- Born: 1947 (age 78–79) Kuwait
- Education: University of North Texas (M.A.) Josef Korbel School (PhD)
- Occupation: Academic

= Massouma al-Mubarak =

Kuwaiti politician and academic (born 1947)

Massouma al-Mubarak (born 1947) is Kuwait's first female government minister, sworn in on 20 June 2005. She was educated in the United States and is a professor of political science.

==Biography==
Massouma went to the US for higher education in 1971.
In 1976 she completed an MA from the University of North Texas. She later earned a doctorate from the University of Denver. Since 1982 she has been teaching political science at the Kuwait University.
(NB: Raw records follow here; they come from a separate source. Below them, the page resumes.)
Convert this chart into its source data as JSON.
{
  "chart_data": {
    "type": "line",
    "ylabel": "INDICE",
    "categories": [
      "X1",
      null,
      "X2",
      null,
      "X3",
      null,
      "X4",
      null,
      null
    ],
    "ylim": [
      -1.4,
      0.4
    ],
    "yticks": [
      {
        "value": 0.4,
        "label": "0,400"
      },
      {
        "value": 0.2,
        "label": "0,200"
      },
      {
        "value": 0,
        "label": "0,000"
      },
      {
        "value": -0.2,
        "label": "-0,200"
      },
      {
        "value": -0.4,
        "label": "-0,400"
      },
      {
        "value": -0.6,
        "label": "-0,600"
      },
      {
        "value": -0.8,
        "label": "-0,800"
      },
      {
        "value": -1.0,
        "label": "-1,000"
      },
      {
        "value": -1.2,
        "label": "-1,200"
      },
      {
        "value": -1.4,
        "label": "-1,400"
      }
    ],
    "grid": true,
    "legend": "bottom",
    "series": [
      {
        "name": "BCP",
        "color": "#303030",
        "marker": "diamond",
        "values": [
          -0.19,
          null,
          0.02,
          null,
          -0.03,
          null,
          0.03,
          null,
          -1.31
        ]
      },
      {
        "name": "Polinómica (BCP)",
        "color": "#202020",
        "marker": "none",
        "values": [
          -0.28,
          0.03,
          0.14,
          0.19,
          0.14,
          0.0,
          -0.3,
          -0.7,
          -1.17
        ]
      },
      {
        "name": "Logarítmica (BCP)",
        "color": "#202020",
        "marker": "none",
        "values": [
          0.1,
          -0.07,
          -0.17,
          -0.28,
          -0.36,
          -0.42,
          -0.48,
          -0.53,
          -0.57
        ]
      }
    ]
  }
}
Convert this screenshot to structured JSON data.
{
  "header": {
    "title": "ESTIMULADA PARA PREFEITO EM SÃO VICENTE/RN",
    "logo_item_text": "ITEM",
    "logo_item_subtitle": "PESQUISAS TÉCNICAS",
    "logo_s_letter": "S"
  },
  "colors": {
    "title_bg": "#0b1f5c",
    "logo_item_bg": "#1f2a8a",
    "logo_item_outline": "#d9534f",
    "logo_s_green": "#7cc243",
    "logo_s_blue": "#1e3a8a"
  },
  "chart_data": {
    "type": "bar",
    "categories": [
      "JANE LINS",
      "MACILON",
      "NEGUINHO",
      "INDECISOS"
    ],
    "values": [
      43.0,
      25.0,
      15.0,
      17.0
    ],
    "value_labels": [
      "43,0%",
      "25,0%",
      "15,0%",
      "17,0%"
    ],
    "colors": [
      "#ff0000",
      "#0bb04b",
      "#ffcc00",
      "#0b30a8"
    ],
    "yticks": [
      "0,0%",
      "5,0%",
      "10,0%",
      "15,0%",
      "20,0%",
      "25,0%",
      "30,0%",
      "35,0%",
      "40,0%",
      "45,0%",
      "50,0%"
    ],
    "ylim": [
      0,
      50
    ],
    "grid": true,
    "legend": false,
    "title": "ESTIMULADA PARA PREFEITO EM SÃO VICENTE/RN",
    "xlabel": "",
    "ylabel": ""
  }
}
She has been active in the field of equal rights for women and also writes a daily column for Al Anba newspaper. In 2002 she collected signatures on a petition opposing segregation by gender or abolishing coeducation in Kuwait.

In June 2005, she was appointed minister of planning and minister of state for administrative development to the cabinet led by prime minister Sabah Al Ahmed Al Sabah. On 25 August 2007, she resigned as minister of health following a fire in a hospital in Jahra which killed two patients. Parliamentarians had held the government responsible for the fire and demanded a minister should be appointed from the health sector.

In the 2009 Kuwaiti parliamentary elections, she and three other women won seats to become the first women to enter the Kuwaiti parliament.